Las grandes corporaciones tecnológicas necesitan una regulación antimonopolio y que garantice la confidencialidad de la información

La senadora demócrata Elizabeth Warren.
La senadora demócrata Elizabeth Warren. REUTERS

No es casual ni sorprendente que la Cámara de Representantes de Estados Unidos, el Departamento de Justicia y la Comisión Federal de Comercio hayan iniciado investigaciones a fondo, en los ámbitos de su competencia, sobre las posibles prácticas monopolísticas e irregularidades de las grandes corporaciones tecnológicas, como Google, Amazon Facebook y Apple (ese nuevo acrónimo conocido como GAFA). La concurrencia de investigaciones políticas y económicas indica que la percepción pública sobre los conglomerados tecnológicos ha variado y que si en otros tiempos, no demasiado lejanos, aparecían como símbolos del poder económico del país, objetos de admiración y orgullo (soft power), hoy se cree que disponen de un “poder económico injustificado”, según la expresión utilizada por Nancy Pelosi, presidenta de la Cámara, y que ese poder puede ser peligroso para el orden político y para los intereses de la nación.
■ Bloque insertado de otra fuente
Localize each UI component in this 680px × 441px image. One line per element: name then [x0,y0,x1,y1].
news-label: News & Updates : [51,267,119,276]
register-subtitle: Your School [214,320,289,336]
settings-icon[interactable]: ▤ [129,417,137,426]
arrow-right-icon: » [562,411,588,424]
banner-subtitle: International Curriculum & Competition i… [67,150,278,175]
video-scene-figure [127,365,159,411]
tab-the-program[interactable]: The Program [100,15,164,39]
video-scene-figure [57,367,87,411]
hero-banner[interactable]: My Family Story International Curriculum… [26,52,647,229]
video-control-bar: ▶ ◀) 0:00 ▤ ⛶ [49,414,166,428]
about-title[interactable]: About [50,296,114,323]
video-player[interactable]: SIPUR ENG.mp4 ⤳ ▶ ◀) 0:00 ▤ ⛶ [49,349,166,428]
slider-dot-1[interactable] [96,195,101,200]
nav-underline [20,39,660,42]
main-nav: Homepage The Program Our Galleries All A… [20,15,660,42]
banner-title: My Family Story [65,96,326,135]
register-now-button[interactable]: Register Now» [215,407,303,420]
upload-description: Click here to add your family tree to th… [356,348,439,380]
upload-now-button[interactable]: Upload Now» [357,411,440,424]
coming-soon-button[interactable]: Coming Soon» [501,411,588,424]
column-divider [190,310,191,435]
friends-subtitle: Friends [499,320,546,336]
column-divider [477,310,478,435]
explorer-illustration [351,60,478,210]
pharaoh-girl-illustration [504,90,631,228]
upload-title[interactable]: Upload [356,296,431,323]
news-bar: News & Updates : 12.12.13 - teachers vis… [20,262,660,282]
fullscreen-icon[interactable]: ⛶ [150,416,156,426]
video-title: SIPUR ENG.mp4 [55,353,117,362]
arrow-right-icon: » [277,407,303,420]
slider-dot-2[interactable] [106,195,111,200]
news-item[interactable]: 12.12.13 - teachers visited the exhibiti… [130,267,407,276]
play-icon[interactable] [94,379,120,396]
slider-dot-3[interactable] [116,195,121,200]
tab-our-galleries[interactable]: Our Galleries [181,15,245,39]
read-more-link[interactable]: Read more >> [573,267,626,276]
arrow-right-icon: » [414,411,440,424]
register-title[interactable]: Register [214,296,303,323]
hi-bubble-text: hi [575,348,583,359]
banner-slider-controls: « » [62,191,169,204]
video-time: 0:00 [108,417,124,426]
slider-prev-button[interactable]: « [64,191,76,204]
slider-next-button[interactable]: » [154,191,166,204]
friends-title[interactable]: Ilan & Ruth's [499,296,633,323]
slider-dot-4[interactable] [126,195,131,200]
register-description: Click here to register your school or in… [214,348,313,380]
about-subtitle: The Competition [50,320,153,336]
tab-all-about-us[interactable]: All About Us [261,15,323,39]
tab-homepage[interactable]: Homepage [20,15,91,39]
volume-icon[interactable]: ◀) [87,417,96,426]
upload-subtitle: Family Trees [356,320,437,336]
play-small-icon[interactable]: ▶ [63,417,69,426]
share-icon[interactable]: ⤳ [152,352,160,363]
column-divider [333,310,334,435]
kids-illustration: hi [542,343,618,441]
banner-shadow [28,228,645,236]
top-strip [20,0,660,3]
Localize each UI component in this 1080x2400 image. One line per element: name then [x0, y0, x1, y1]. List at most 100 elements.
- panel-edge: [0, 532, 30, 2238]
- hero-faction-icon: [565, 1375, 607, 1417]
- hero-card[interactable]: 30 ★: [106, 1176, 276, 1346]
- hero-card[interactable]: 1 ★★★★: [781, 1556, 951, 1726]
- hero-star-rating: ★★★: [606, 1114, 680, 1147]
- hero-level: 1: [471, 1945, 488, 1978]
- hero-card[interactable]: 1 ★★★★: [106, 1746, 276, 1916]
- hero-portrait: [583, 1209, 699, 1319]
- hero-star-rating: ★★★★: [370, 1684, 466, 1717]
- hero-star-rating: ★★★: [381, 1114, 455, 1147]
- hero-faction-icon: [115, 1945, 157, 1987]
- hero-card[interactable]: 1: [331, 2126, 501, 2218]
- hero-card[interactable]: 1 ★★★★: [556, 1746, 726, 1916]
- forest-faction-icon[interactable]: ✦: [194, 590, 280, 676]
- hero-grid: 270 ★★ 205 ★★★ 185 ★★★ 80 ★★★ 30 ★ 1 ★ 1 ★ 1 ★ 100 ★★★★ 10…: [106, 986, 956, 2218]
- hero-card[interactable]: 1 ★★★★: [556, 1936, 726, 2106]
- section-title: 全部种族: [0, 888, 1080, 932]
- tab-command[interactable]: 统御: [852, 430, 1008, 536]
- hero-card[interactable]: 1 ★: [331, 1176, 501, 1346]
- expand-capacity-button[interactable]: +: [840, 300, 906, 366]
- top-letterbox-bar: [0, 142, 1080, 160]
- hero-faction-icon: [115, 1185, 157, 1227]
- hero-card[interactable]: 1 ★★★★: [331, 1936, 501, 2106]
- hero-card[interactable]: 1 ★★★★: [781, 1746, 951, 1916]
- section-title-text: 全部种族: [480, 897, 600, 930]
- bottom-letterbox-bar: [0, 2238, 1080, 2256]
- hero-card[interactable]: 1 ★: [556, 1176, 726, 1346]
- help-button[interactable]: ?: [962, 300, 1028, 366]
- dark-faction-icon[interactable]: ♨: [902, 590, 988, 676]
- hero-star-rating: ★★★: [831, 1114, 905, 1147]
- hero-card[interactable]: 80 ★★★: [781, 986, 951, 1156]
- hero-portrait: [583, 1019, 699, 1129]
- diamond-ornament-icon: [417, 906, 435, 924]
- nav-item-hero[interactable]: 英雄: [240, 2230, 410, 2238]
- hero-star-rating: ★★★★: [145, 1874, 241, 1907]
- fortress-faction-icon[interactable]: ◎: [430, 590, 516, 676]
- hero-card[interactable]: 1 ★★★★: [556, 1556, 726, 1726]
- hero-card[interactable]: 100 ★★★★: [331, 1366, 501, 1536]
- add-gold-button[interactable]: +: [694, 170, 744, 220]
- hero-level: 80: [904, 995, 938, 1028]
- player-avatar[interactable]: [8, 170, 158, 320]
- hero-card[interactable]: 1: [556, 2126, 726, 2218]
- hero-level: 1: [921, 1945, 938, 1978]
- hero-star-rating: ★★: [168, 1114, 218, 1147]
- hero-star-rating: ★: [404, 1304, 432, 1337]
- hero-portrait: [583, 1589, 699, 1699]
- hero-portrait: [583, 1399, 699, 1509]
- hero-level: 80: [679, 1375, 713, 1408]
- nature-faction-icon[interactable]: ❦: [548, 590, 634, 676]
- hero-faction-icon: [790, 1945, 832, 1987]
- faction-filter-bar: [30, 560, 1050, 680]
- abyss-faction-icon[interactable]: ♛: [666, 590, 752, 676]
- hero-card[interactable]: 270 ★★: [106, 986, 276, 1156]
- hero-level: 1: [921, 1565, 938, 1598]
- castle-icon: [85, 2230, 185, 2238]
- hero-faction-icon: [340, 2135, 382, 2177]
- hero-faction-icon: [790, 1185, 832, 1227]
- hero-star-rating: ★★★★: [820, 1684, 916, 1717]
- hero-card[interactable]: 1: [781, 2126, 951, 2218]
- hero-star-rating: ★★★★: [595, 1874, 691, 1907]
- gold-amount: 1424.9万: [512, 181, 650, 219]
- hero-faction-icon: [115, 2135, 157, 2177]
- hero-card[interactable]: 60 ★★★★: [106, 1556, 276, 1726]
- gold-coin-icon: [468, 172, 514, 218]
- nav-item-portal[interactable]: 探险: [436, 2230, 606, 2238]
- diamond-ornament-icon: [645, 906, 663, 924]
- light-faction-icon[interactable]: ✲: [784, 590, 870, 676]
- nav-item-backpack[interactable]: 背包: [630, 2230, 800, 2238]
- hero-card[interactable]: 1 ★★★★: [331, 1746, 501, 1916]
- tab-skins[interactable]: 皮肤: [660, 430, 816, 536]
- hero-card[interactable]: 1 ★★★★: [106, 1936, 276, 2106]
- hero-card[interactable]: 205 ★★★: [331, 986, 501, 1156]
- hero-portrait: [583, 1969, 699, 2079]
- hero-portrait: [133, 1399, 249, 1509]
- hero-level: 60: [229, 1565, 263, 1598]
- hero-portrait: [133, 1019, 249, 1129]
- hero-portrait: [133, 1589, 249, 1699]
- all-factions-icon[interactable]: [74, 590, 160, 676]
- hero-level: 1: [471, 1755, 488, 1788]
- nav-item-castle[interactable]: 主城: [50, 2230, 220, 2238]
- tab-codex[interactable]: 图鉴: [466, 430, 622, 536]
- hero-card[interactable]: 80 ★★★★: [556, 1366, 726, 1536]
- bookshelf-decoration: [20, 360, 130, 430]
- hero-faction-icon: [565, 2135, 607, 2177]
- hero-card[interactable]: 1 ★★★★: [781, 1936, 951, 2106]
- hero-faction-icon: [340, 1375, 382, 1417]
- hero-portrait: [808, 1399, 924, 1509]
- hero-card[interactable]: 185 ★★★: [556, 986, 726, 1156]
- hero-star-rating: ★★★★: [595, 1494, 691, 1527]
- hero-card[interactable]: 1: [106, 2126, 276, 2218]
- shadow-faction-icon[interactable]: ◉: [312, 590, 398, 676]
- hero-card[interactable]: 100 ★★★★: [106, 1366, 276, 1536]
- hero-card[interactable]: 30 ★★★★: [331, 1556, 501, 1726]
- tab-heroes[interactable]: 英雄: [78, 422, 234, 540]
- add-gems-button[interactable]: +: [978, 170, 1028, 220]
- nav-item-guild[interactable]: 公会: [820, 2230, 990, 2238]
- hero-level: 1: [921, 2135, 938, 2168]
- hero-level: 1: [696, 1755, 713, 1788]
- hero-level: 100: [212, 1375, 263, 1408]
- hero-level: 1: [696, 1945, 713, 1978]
Hay razones muy variadas para defender estas investigaciones al unísono. Van desde los evidentes fallos de las compañías en la guardia y custodia de la intimidad de los clientes hasta las prácticas contrarias a la competencia que en no pocas ocasiones las han enfrentado con las autoridades reguladoras europeas. Cuenta también la oportunidad de hacer de la lucha contra los monopolios y de la defensa de la privacidad de los usuarios uno de los motivos principales de la campaña para las próximas presidenciales.

Estas grandes corporaciones constituyen la punta de lanza tecnológica de Estados Unidos en la economía global; forman parte de la lucha por mantener la preeminencia del país en el orden económico global. La senadora Elizabeth Warren, una de las aspirantes demócratas a sustituir a Trump, ha planteado la posibilidad de trocear por ley a los grandes grupos como la fórmula más eficaz para impedir las prácticas monopolísticas —como se hizo en el pasado con las todopoderosas siete hermanas del petróleo— y quebrar el poder de información del que ahora disponen, que, se traduce en un poder político considerable. Evoca las disposiciones legales que impusieron también el fraccionamiento de las grandes empresas de telecomunicaciones, pero que la Administración americana quizá tendría dificultades para defender hoy.

Las investigaciones constituyen una oportunidad para imponer una regulación razonable de los comportamientos económicos, éticos y fiscales de los conglomerados tecnológicos. Esa regulación tiene que impedir los comportamientos monopolísticos, pero también calmar las inquietudes de los usuarios de todo el mundo, que albergan serias dudas sobre el respeto a la confidencialidad de las informaciones personales que depositan en manos de compañías demasiado poderosas y lejanas.